Plane Geometry
March 11, 2010It is said that all one needs to stabilize (or to form) a plane are three discrete points: one, two, three. Completely unrelated to that, Greenwire has three discrete points in three discrete articles today. Put these in your tailpipes and smoke them:
1) Shale plays create ‘new world’ for energy industry:
Talk of vast new reserves in Pennsylvania’s Marcellus Shale and Louisiana’s Haynesville Shale has filled the corridors and even the keynote speech Tuesday on what had been billed as “oil day.”
ConocoPhillips CEO Jim Mulva used that keynote to tout shale gas as “nature’s gift to the people of the world.” He praised the ingenuity of an industry that learned how to employ horizontal drilling and hydraulic fracturing to open up shale, a rock that had long been considered too difficult to drill.
Now the gas-laced rock has doubled the discovered gas resources of North America, providing 100 years of supply to a country that a few years ago was planning a host of new terminals to import liquefied natural gas, or LNG. Shale gas now accounts for 20 percent of the country’s gas supply, up from 1 percent in 2000.
2) Pairing oil recovery with carbon capture a win-win for U.S.
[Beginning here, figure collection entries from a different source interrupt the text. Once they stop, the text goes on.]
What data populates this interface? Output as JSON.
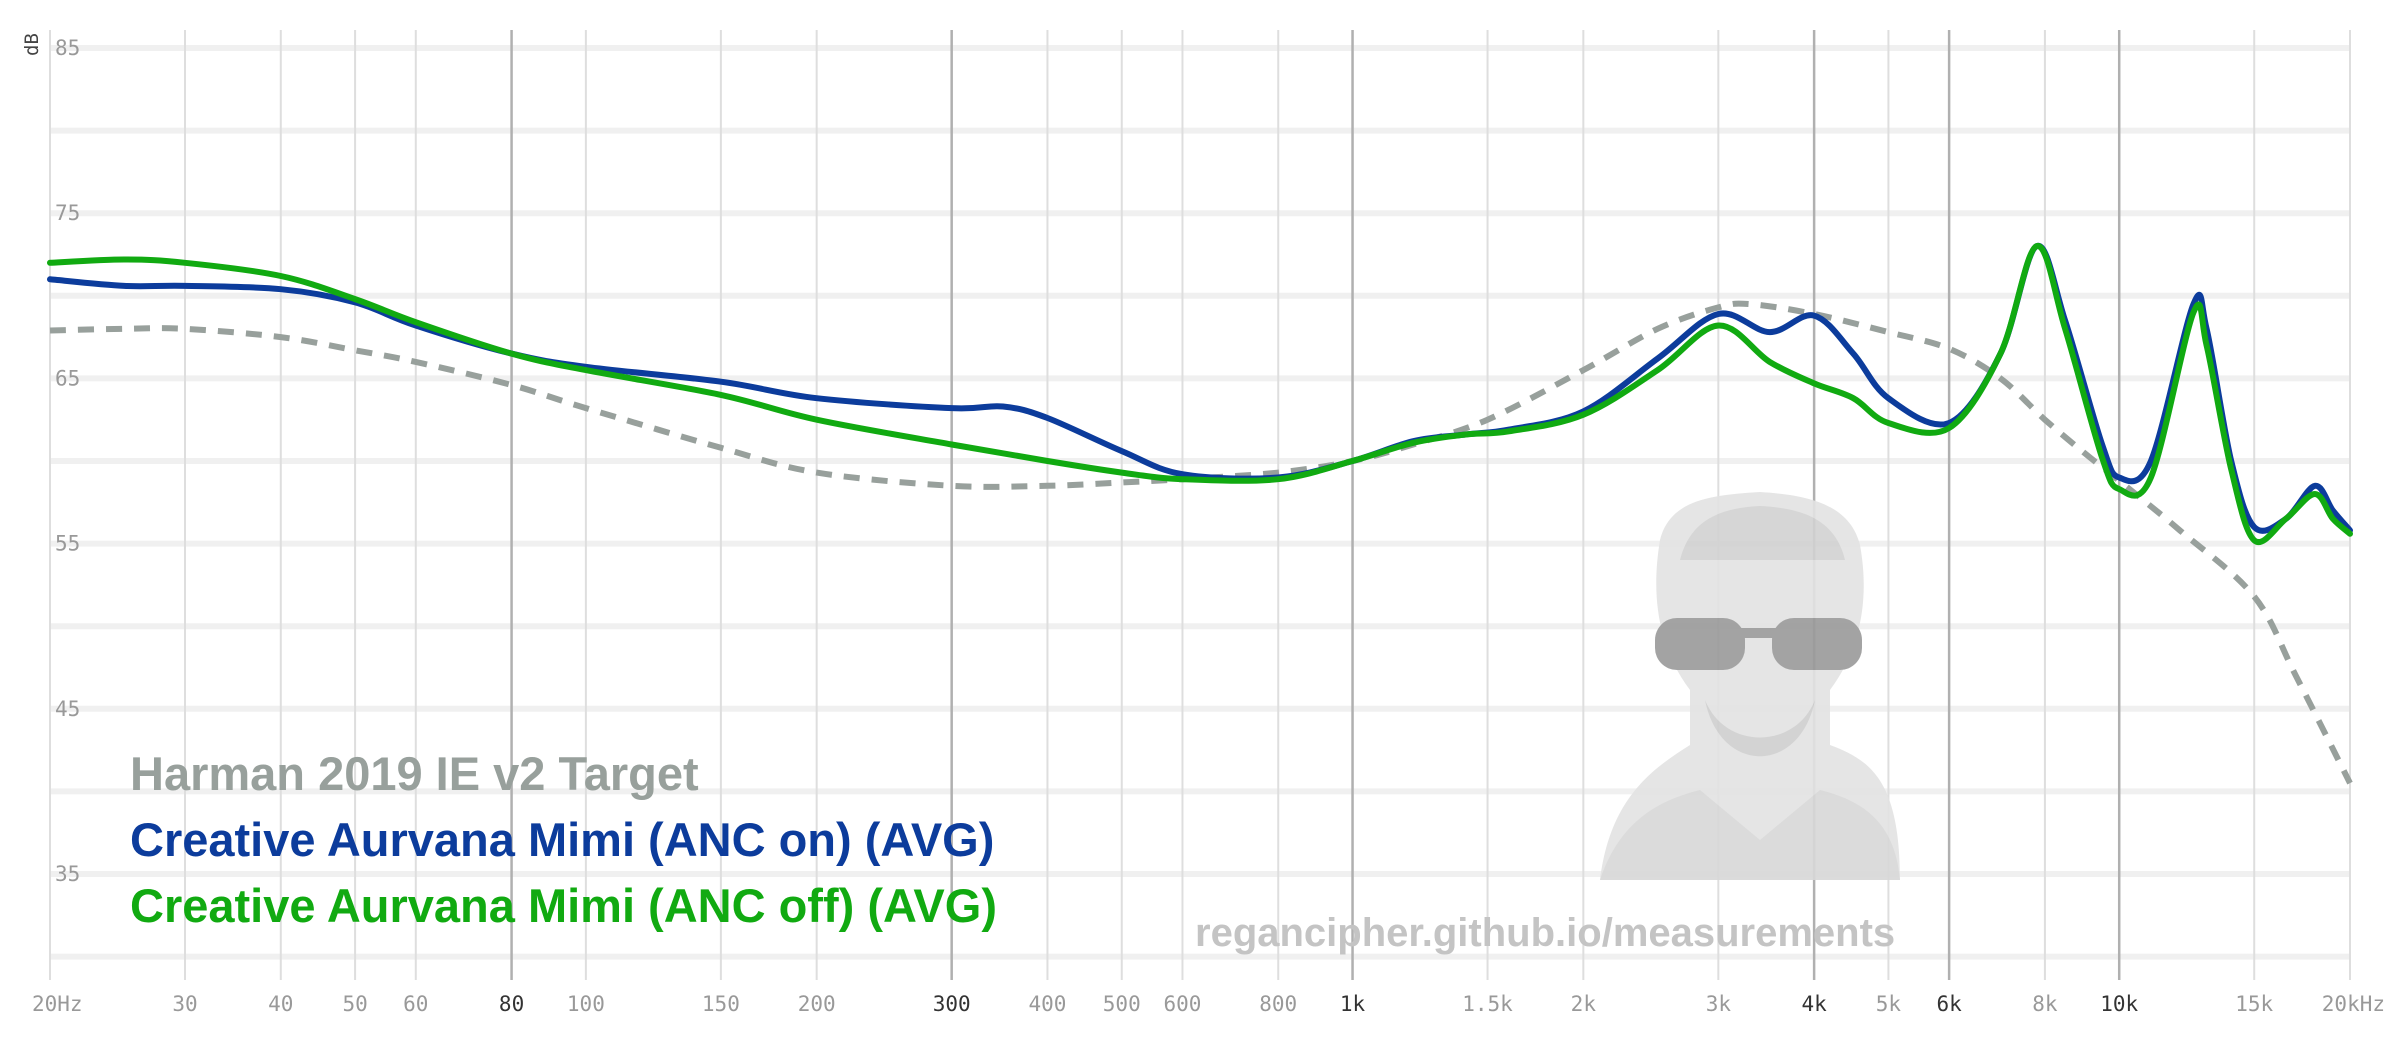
{
  "chart_data": {
    "type": "line",
    "xscale": "log",
    "xlim": [
      20,
      20000
    ],
    "ylim": [
      30,
      85
    ],
    "ylabel": "dB",
    "grid": true,
    "legend_position": "bottom-left",
    "x_ticks": [
      {
        "v": 20,
        "label": "20Hz",
        "major": false
      },
      {
        "v": 30,
        "label": "30",
        "major": false
      },
      {
        "v": 40,
        "label": "40",
        "major": false
      },
      {
        "v": 50,
        "label": "50",
        "major": false
      },
      {
        "v": 60,
        "label": "60",
        "major": false
      },
      {
        "v": 80,
        "label": "80",
        "major": true
      },
      {
        "v": 100,
        "label": "100",
        "major": false
      },
      {
        "v": 150,
        "label": "150",
        "major": false
      },
      {
        "v": 200,
        "label": "200",
        "major": false
      },
      {
        "v": 300,
        "label": "300",
        "major": true
      },
      {
        "v": 400,
        "label": "400",
        "major": false
      },
      {
        "v": 500,
        "label": "500",
        "major": false
      },
      {
        "v": 600,
        "label": "600",
        "major": false
      },
      {
        "v": 800,
        "label": "800",
        "major": false
      },
      {
        "v": 1000,
        "label": "1k",
        "major": true
      },
      {
        "v": 1500,
        "label": "1.5k",
        "major": false
      },
      {
        "v": 2000,
        "label": "2k",
        "major": false
      },
      {
        "v": 3000,
        "label": "3k",
        "major": false
      },
      {
        "v": 4000,
        "label": "4k",
        "major": true
      },
      {
        "v": 5000,
        "label": "5k",
        "major": false
      },
      {
        "v": 6000,
        "label": "6k",
        "major": true
      },
      {
        "v": 8000,
        "label": "8k",
        "major": false
      },
      {
        "v": 10000,
        "label": "10k",
        "major": true
      },
      {
        "v": 15000,
        "label": "15k",
        "major": false
      },
      {
        "v": 20000,
        "label": "20kHz",
        "major": false
      }
    ],
    "y_ticks": [
      85,
      75,
      65,
      55,
      45,
      35
    ],
    "y_minor_ticks": [
      80,
      70,
      60,
      50,
      40,
      30
    ],
    "series": [
      {
        "name": "Harman 2019 IE v2 Target",
        "color": "#98a09c",
        "dashed": true,
        "points": [
          [
            20,
            67.9
          ],
          [
            25,
            68.0
          ],
          [
            30,
            68.0
          ],
          [
            40,
            67.5
          ],
          [
            50,
            66.7
          ],
          [
            60,
            66.0
          ],
          [
            80,
            64.6
          ],
          [
            100,
            63.2
          ],
          [
            150,
            60.8
          ],
          [
            200,
            59.3
          ],
          [
            300,
            58.5
          ],
          [
            400,
            58.5
          ],
          [
            500,
            58.7
          ],
          [
            600,
            58.9
          ],
          [
            800,
            59.3
          ],
          [
            1000,
            60.0
          ],
          [
            1200,
            61.0
          ],
          [
            1500,
            62.5
          ],
          [
            2000,
            65.5
          ],
          [
            2500,
            68.0
          ],
          [
            3000,
            69.3
          ],
          [
            3300,
            69.5
          ],
          [
            4000,
            68.9
          ],
          [
            5000,
            67.8
          ],
          [
            6000,
            66.8
          ],
          [
            7000,
            65.0
          ],
          [
            8000,
            62.5
          ],
          [
            9000,
            60.5
          ],
          [
            10000,
            58.8
          ],
          [
            12000,
            55.8
          ],
          [
            15000,
            51.8
          ],
          [
            17000,
            47.0
          ],
          [
            20000,
            40.5
          ]
        ]
      },
      {
        "name": "Creative Aurvana Mimi (ANC on) (AVG)",
        "color": "#0c3c9c",
        "dashed": false,
        "points": [
          [
            20,
            71.0
          ],
          [
            25,
            70.6
          ],
          [
            30,
            70.6
          ],
          [
            40,
            70.4
          ],
          [
            50,
            69.6
          ],
          [
            60,
            68.2
          ],
          [
            80,
            66.5
          ],
          [
            100,
            65.7
          ],
          [
            150,
            64.8
          ],
          [
            200,
            63.8
          ],
          [
            300,
            63.2
          ],
          [
            350,
            63.3
          ],
          [
            400,
            62.6
          ],
          [
            500,
            60.6
          ],
          [
            600,
            59.2
          ],
          [
            800,
            59.0
          ],
          [
            1000,
            60.0
          ],
          [
            1200,
            61.2
          ],
          [
            1400,
            61.6
          ],
          [
            1600,
            61.9
          ],
          [
            2000,
            63.0
          ],
          [
            2500,
            66.2
          ],
          [
            3000,
            68.9
          ],
          [
            3500,
            67.8
          ],
          [
            4000,
            68.8
          ],
          [
            4500,
            66.5
          ],
          [
            5000,
            63.8
          ],
          [
            6000,
            62.3
          ],
          [
            7000,
            66.5
          ],
          [
            7800,
            73.0
          ],
          [
            8500,
            68.5
          ],
          [
            9500,
            61.0
          ],
          [
            10000,
            59.0
          ],
          [
            11000,
            60.0
          ],
          [
            12500,
            69.5
          ],
          [
            13000,
            68.0
          ],
          [
            14000,
            60.0
          ],
          [
            15000,
            56.0
          ],
          [
            16500,
            56.5
          ],
          [
            18000,
            58.5
          ],
          [
            19000,
            57.0
          ],
          [
            20000,
            55.8
          ]
        ]
      },
      {
        "name": "Creative Aurvana Mimi (ANC off) (AVG)",
        "color": "#11aa11",
        "dashed": false,
        "points": [
          [
            20,
            72.0
          ],
          [
            25,
            72.2
          ],
          [
            30,
            72.0
          ],
          [
            40,
            71.2
          ],
          [
            50,
            69.8
          ],
          [
            60,
            68.4
          ],
          [
            80,
            66.5
          ],
          [
            100,
            65.5
          ],
          [
            150,
            64.0
          ],
          [
            200,
            62.5
          ],
          [
            300,
            61.0
          ],
          [
            400,
            60.0
          ],
          [
            500,
            59.3
          ],
          [
            600,
            58.9
          ],
          [
            800,
            58.9
          ],
          [
            1000,
            60.0
          ],
          [
            1200,
            61.1
          ],
          [
            1400,
            61.6
          ],
          [
            1600,
            61.8
          ],
          [
            2000,
            62.8
          ],
          [
            2500,
            65.5
          ],
          [
            3000,
            68.2
          ],
          [
            3500,
            66.0
          ],
          [
            4000,
            64.7
          ],
          [
            4500,
            63.8
          ],
          [
            5000,
            62.3
          ],
          [
            6000,
            62.0
          ],
          [
            7000,
            66.5
          ],
          [
            7800,
            73.0
          ],
          [
            8500,
            68.0
          ],
          [
            9500,
            60.2
          ],
          [
            10000,
            58.3
          ],
          [
            11000,
            59.0
          ],
          [
            12500,
            69.0
          ],
          [
            13000,
            67.0
          ],
          [
            14000,
            59.5
          ],
          [
            15000,
            55.2
          ],
          [
            16500,
            56.5
          ],
          [
            18000,
            58.0
          ],
          [
            19000,
            56.5
          ],
          [
            20000,
            55.6
          ]
        ]
      }
    ]
  },
  "watermark": {
    "url": "regancipher.github.io/measurements"
  }
}
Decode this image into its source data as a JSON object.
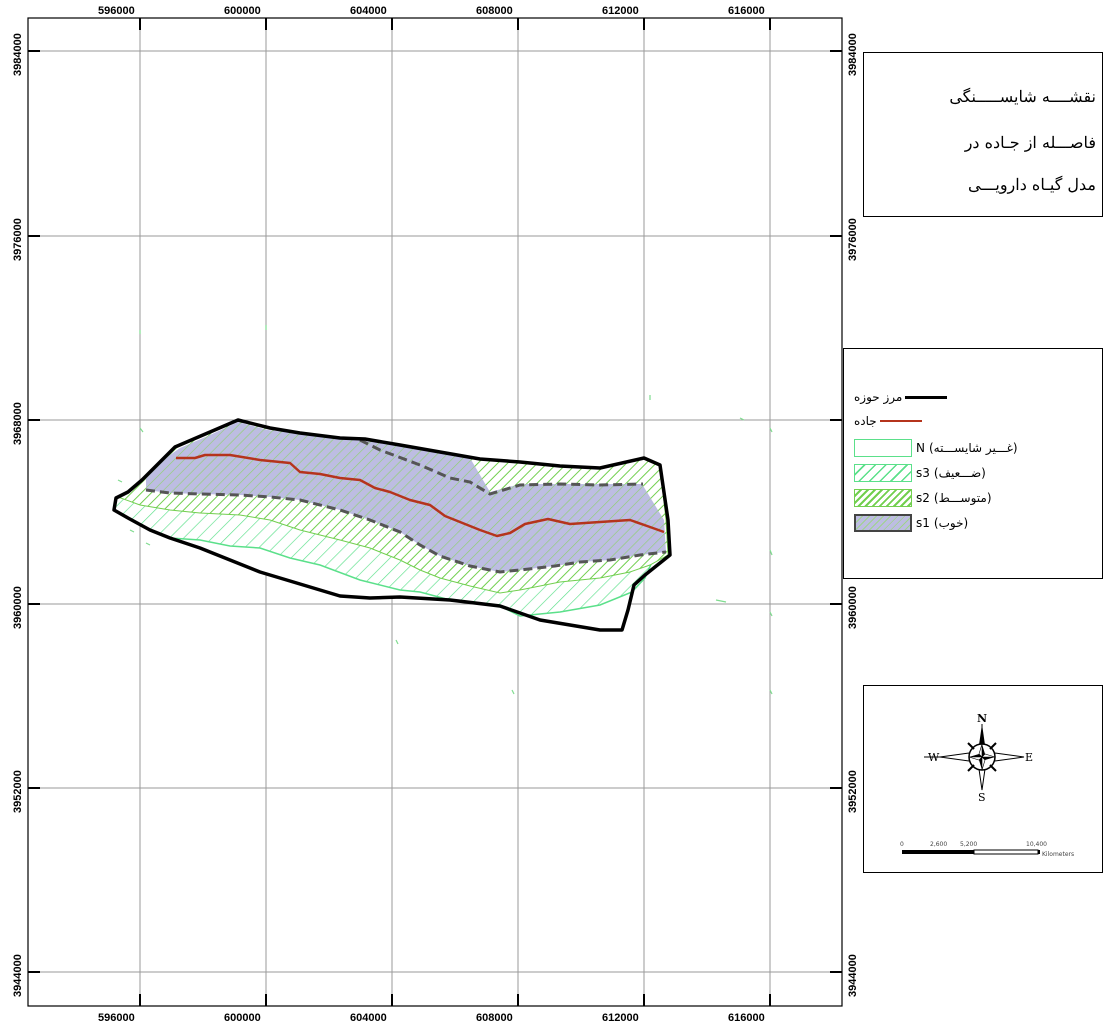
{
  "map": {
    "x_ticks": [
      "596000",
      "600000",
      "604000",
      "608000",
      "612000",
      "616000"
    ],
    "y_ticks": [
      "3984000",
      "3976000",
      "3968000",
      "3960000",
      "3952000",
      "3944000"
    ]
  },
  "title": {
    "lines": [
      "نقشــــه شايســـــنگی",
      "فاصـــله از جـاده در",
      "مدل گيـاه دارويـــی"
    ]
  },
  "legend": {
    "items": [
      {
        "id": "boundary",
        "label": "مرز حوزه",
        "color": "#000000"
      },
      {
        "id": "road",
        "label": "جاده",
        "color": "#b5341c"
      },
      {
        "id": "n",
        "code": "N",
        "label": "(غـــير شايســـته)",
        "color": "#5be08a"
      },
      {
        "id": "s3",
        "code": "s3",
        "label": "(ضـــعيف)",
        "color": "#5be08a"
      },
      {
        "id": "s2",
        "code": "s2",
        "label": "(متوســـط)",
        "color": "#7ed65a"
      },
      {
        "id": "s1",
        "code": "s1",
        "label": "(خوب)",
        "color": "#b9b5dc"
      }
    ]
  },
  "compass": {
    "north": "N",
    "south": "S",
    "east": "E",
    "west": "W"
  },
  "scale_bar": {
    "labels": [
      "0",
      "2,600",
      "5,200",
      "10,400"
    ],
    "unit": "Kilometers"
  }
}
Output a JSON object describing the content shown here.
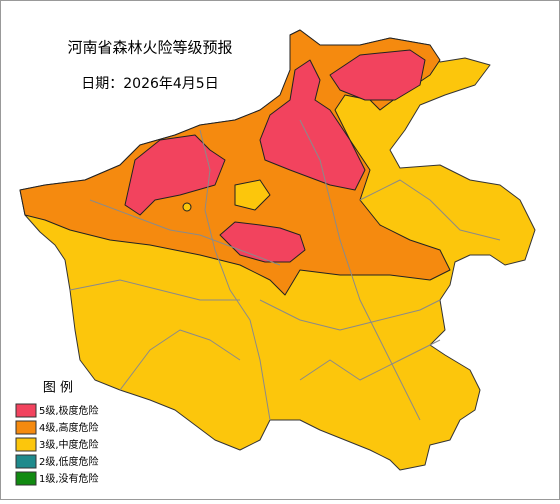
{
  "header": {
    "title": "河南省森林火险等级预报",
    "date": "日期：2026年4月5日"
  },
  "legend": {
    "title": "图 例",
    "items": [
      {
        "label": "5级,极度危险",
        "color": "#f2435e"
      },
      {
        "label": "4级,高度危险",
        "color": "#f58a0f"
      },
      {
        "label": "3级,中度危险",
        "color": "#fcc60c"
      },
      {
        "label": "2级,低度危险",
        "color": "#1e8a8c"
      },
      {
        "label": "1级,没有危险",
        "color": "#118a11"
      }
    ]
  }
}
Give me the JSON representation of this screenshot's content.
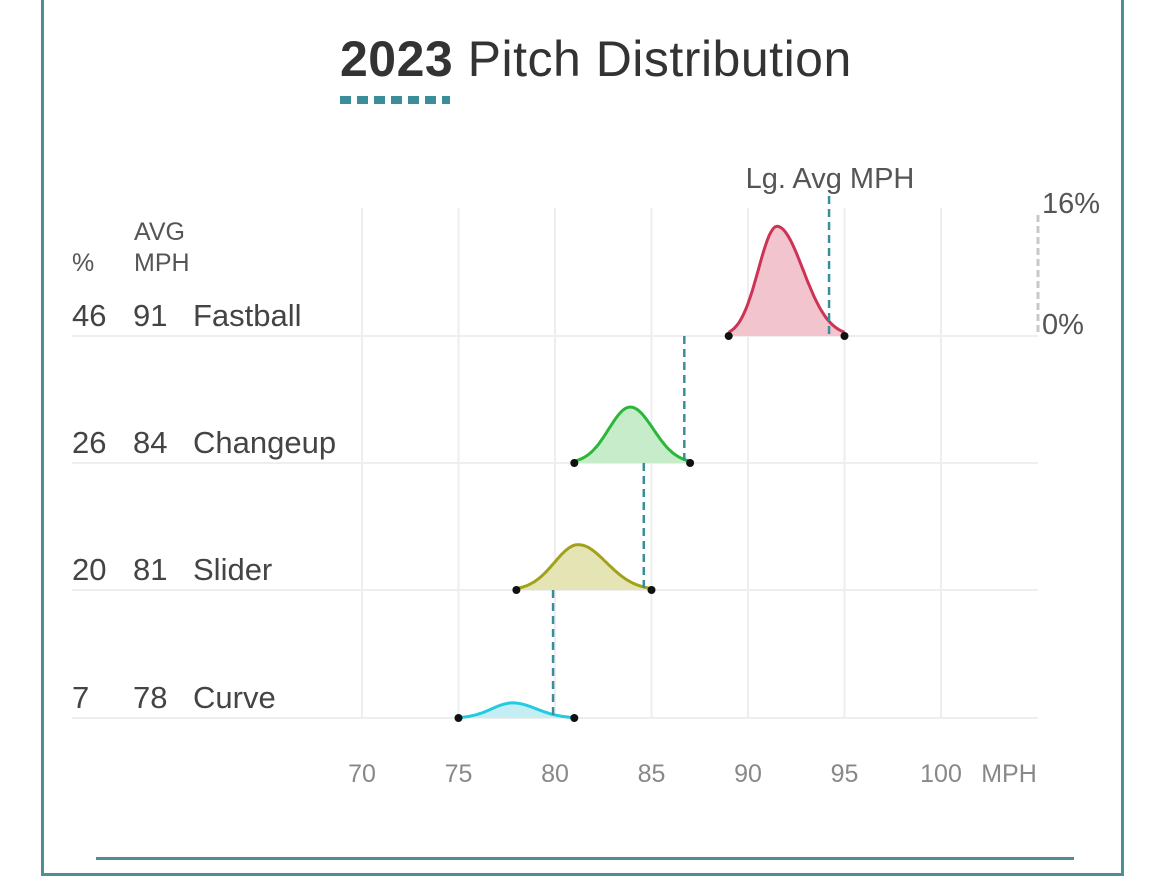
{
  "title": {
    "year": "2023",
    "rest": "Pitch Distribution"
  },
  "chart_data": {
    "type": "ridgeline",
    "title": "2023 Pitch Distribution",
    "xlabel": "MPH",
    "xlim": [
      70,
      104
    ],
    "x_ticks": [
      70,
      75,
      80,
      85,
      90,
      95,
      100
    ],
    "x_tick_labels": [
      "70",
      "75",
      "80",
      "85",
      "90",
      "95",
      "100"
    ],
    "x_unit_label": "MPH",
    "column_headers": {
      "pct": "%",
      "avg_line1": "AVG",
      "avg_line2": "MPH"
    },
    "density_scale": {
      "min_label": "0%",
      "max_label": "16%",
      "min": 0,
      "max": 16
    },
    "league_avg_label": "Lg. Avg MPH",
    "colors": {
      "border": "#4d8f93",
      "league_avg_line": "#3a8e99",
      "grid": "#eeeeee",
      "text": "#444444",
      "tick_text": "#888888"
    },
    "pitches": [
      {
        "name": "Fastball",
        "pct": "46",
        "avg_mph": "91",
        "min": 89,
        "max": 95,
        "peak_mph": 91.5,
        "peak_density": 14.5,
        "league_avg": 94.2,
        "stroke": "#cc3355",
        "fill": "#f2c4cd"
      },
      {
        "name": "Changeup",
        "pct": "26",
        "avg_mph": "84",
        "min": 81,
        "max": 87,
        "peak_mph": 83.9,
        "peak_density": 7.4,
        "league_avg": 86.7,
        "stroke": "#2ab83a",
        "fill": "#c7ecc9"
      },
      {
        "name": "Slider",
        "pct": "20",
        "avg_mph": "81",
        "min": 78,
        "max": 85,
        "peak_mph": 81.2,
        "peak_density": 6.0,
        "league_avg": 84.6,
        "stroke": "#a2a21a",
        "fill": "#e4e4b4"
      },
      {
        "name": "Curve",
        "pct": "7",
        "avg_mph": "78",
        "min": 75,
        "max": 81,
        "peak_mph": 77.8,
        "peak_density": 2.0,
        "league_avg": 79.9,
        "stroke": "#22cce0",
        "fill": "#c4eef4"
      }
    ]
  }
}
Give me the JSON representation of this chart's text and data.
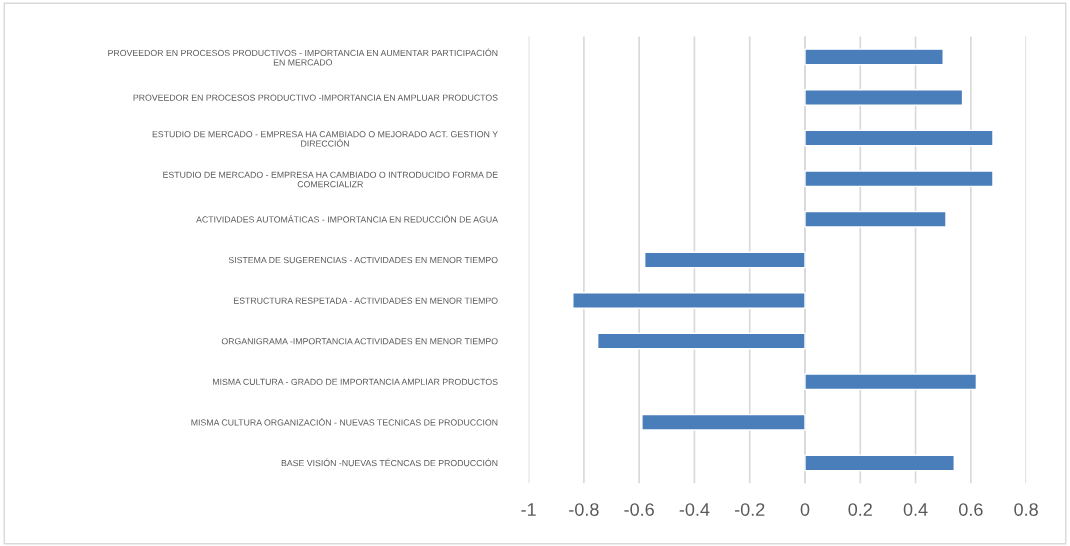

Enhanced oil recovery — a technique that stimulates aging wells — combined with carbon capture and storage (CCS) could slash U.S. petroleum imports if there is a strong price on carbon, according to a report commissioned by an environmental group and released yesterday.
The Natural Resources Defense Council backed the report that says combining CCS with enhanced oil recovery could boost U.S. production by 3 million to 3.6 million barrels a day.
“Significant growth is dependent on sourcing affordable carbon dioxide,” said Mike Godec, vice president of Advanced Resources International, which prepared the report. “Climate legislation obviously would give enhanced oil recovery a kick start and allow the technology to grow most rapidly.”
Oil companies for years have wrung as much oil as they could from maturing wells. And for the past 35 years or so, they have been pumping CO2 into aging reservoirs to displace oil and enhance production.
3) Injection well is ‘plausible cause’ of Texas earthquakes:
Researcher Brian Stump of Southern Methodist University, one of four researchers who worked on a study published in the magazine Leading Edge, said the injection well at the airport was a “plausible cause” of the earthquakes that started seven weeks after the well began operating in 2008 and stopped when the well was closed.
The last article is basically on hydraulic fracking, though there are similar concerns about CCS too. If true, I think it raises questions about the stability of this plane.
Right now the cheapest CO2 is that separated out from natural gas streams (natural gas has tremendously varied amounts of water vapor and CO2, depending on the well. In particular fields, there is a ton of CO2 which increasingly is being injected back into the well to push more gas and oil out.